Hz.
Peygamber’e hakaret içeren karikatür krizinin bir benzeri 116 yıl önce
yaşandı. Abdulhamit, Müslümanları rencide eden piyes yüzünden Fransa’ya
ültimatom verdi.
Danimarka ve Norveç’in tetiklediği Hz. Peygamberimiz’e hakaret eden
karikatür krizi Osmanlı döneminde de yaşandı. Bundan 116 yıl önce de,
Fransız Henri de Bourneir’in yazdığı “Muhammed” adlı piyes de benzer bir
infial meydana getirmişti.
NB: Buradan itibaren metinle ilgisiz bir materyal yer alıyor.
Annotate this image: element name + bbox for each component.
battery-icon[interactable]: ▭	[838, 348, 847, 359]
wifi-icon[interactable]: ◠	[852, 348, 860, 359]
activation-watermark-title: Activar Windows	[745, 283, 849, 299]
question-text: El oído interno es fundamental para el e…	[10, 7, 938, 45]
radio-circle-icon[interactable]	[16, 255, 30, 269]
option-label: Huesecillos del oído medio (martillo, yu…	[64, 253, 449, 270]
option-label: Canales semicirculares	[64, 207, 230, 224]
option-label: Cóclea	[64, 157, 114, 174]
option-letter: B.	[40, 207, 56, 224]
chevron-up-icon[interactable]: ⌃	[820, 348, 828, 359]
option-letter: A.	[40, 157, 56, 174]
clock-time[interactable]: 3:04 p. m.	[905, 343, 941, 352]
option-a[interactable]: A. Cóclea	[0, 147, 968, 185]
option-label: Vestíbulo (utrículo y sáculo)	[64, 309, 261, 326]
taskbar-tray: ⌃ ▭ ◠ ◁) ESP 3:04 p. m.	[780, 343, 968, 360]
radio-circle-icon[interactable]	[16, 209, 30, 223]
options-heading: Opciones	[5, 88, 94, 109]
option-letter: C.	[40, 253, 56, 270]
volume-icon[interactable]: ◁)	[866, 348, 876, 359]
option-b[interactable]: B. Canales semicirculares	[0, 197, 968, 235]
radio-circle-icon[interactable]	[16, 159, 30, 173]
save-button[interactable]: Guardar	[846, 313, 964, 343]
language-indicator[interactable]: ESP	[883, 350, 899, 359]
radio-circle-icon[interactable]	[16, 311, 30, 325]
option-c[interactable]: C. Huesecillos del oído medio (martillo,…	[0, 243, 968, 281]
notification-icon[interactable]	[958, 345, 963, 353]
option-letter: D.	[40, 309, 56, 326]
O zaman İslam dünyasının siyasi otoritesini
Sultan II. Abdulhamit temsil ediyordu. Fransa’nın tanınmış simalarından
Bourneir’in Paris tiyatrolarında sahneye koydurmak istediği piyes,
Sultan Abdulhamit’in büyük tepkisiyle karşılaştı. Konu, Fransa ve
Osmanlı Devleti arasında ciddi bir krize dönüştü. Araştırmacı-yazar
Ahmet Uçar, “II Ahdülhamit’in Avrupa Sahnelerine Müdahalesi Dünya’ya
Konan Ambargo” başlığıyla 1997′de, Tarih ve Medeniyet Dergisi’nin 36.
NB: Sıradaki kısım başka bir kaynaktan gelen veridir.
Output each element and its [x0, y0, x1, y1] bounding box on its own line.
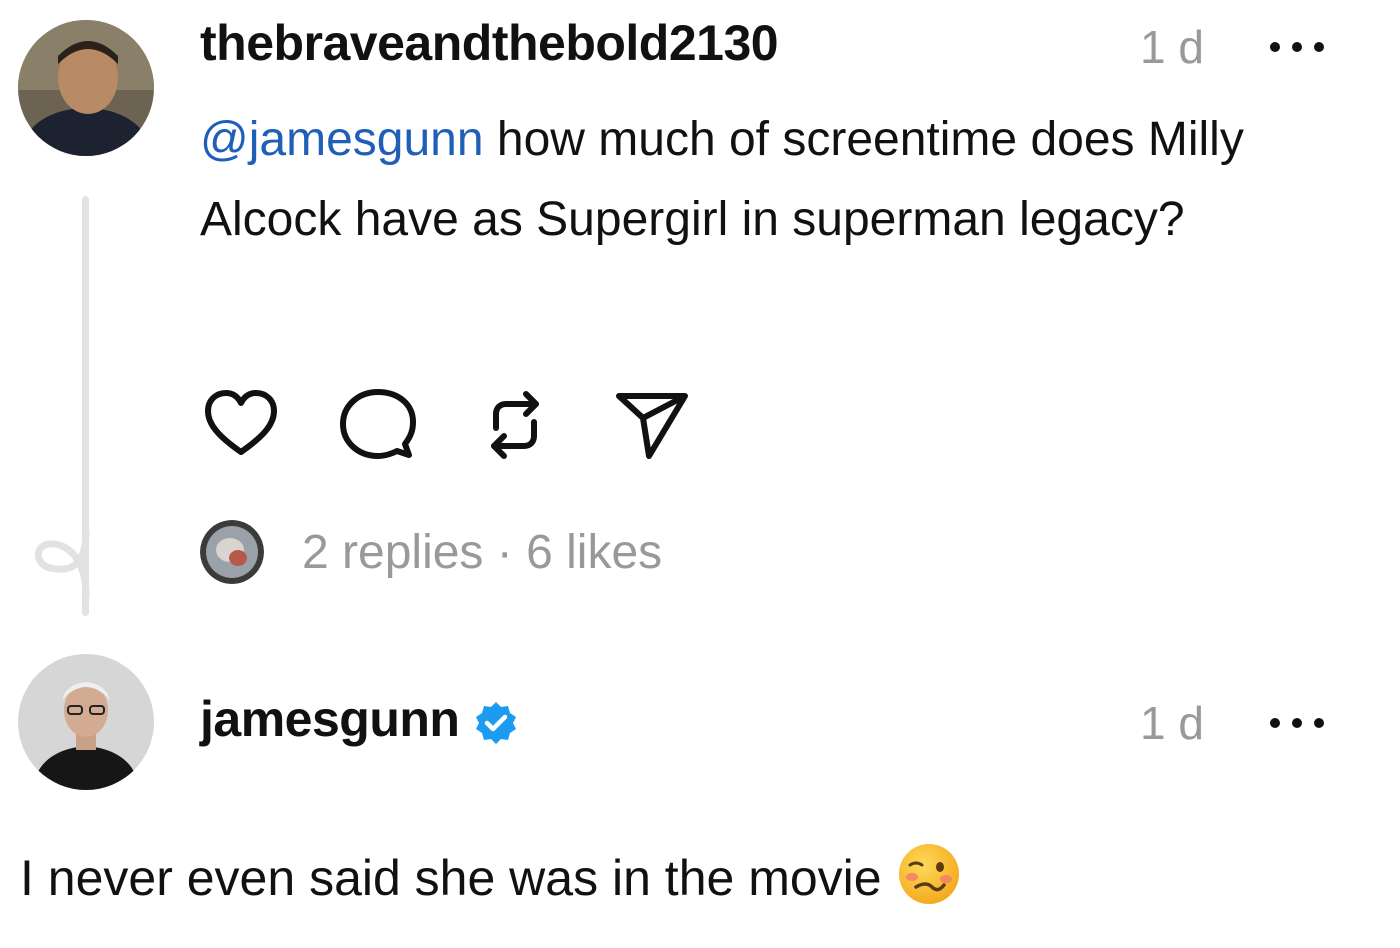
replier-avatar — [200, 520, 264, 584]
reply-body-text: I never even said she was in the movie — [20, 850, 882, 906]
reply-body: I never even said she was in the movie — [20, 838, 962, 918]
heart-icon[interactable] — [200, 384, 282, 466]
verified-badge-icon — [476, 701, 517, 744]
repost-icon[interactable] — [474, 384, 556, 466]
mention-link[interactable]: @jamesgunn — [200, 113, 484, 166]
thread-view: thebraveandthebold2130 1 d @jamesgunn ho… — [0, 0, 1400, 948]
reply-more-options-icon[interactable] — [1270, 716, 1324, 730]
comment-icon[interactable] — [337, 384, 419, 466]
post-actions — [200, 385, 748, 465]
replies-count[interactable]: 2 replies — [302, 525, 483, 580]
meta-separator: · — [483, 525, 527, 579]
share-icon[interactable] — [611, 384, 693, 466]
post-username[interactable]: thebraveandthebold2130 — [200, 14, 779, 72]
reply-timestamp: 1 d — [1140, 697, 1204, 749]
post-more-options-icon[interactable] — [1270, 40, 1324, 54]
post-body: @jamesgunn how much of screentime does M… — [200, 100, 1370, 260]
reply-username[interactable]: jamesgunn — [200, 691, 460, 747]
reply-username-row: jamesgunn — [200, 690, 519, 748]
post-timestamp: 1 d — [1140, 21, 1204, 73]
likes-count[interactable]: 6 likes — [526, 525, 662, 580]
thread-loop-connector — [35, 528, 90, 598]
reply-author-avatar[interactable] — [18, 654, 154, 790]
post-engagement: 2 replies · 6 likes — [200, 512, 662, 592]
woozy-face-emoji-icon — [898, 844, 959, 904]
author-avatar[interactable] — [18, 20, 154, 156]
sayısında yayınladığı makalede, belgelerle gelişmeler anlatıldı.
NOTA ÜSTÜNE NOTA
Sözkonusu tiyatro oyununun Fransa, İngiltere ve Amerika’da sahneye
konulması bekleniyordu. Piyesle ilgili biletler ve davetiyeler
basılmıştı. Hz. Peygamber’i tahkir eden piyesten Bab-ı Ali Hükümeti ve
Sultan Abdulhamit derhal haberdar edildi. Osmanlı Dışişleri Bakanlığı
ile Osmanlı’nın Paris’teki elçiliği arasında bir dizi yazışma başladı.
Yazışmaların başlığı “Hz. Muhammed Aleyhisselatü vesselam hazretlerinin
nam-ı kudsiyelerine karşı tertip olunan oyuna dair” şeklindeydi.
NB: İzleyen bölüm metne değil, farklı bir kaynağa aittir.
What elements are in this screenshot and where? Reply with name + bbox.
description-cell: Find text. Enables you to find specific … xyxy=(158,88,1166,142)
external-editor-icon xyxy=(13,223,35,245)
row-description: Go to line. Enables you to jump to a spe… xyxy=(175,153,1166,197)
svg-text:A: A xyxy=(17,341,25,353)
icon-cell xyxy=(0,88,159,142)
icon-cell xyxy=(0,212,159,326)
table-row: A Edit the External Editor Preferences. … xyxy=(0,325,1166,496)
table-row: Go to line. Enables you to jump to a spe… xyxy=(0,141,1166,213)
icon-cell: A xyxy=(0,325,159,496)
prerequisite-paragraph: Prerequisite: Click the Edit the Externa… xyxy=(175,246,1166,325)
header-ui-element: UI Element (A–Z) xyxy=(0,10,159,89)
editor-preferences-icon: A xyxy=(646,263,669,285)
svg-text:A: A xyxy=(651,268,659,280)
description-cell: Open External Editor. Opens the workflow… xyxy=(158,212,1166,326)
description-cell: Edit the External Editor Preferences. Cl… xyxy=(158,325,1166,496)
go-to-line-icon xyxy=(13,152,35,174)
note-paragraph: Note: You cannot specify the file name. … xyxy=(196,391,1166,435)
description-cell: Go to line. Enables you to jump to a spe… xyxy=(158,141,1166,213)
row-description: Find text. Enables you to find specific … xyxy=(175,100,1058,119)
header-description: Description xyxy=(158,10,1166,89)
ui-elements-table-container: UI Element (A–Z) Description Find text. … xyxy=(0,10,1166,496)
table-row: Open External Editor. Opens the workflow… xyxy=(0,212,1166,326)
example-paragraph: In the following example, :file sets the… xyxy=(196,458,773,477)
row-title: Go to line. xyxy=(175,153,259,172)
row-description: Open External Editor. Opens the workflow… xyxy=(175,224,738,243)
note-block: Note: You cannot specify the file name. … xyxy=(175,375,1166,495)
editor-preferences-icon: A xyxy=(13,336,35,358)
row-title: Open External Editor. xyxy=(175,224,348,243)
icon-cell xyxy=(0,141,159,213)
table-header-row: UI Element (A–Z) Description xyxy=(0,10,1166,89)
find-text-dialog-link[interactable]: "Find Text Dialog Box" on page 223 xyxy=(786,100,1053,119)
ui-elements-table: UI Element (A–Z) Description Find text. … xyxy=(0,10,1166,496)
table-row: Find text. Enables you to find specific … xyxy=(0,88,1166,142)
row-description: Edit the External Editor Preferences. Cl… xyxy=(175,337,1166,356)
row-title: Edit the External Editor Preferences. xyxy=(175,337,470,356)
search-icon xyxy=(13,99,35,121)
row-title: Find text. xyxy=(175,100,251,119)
Yazışmalarda ‘facia-i mahude’ olarak nitelen piyesin oynatılmaması için
her türlü girişimin yapılması bildiriliyordu. Hz. Peygamber’in tahkir
edilmesi karşısında aslan gibi kükreyen Sultan Abdulhamit, Fransa’nın
İstanbul’daki Büyükelçisi Kont Montebella aracılığıyla Fransa
Hükümeti’ne sert uyarılarda bulundu. Paris Büyükelçisi Esad Paşa derhal
Fransız Hariciyesi ve Eğitim Bakanlığı’na başvurdu. Fransa Eğitim
Bakanlığı’nın ‘hakaret-name’de bazı değişiklikler yapılması suretiyle
sahneye konulması yönündeki teklifi de Abdulhamit’ten red cevabı aldı.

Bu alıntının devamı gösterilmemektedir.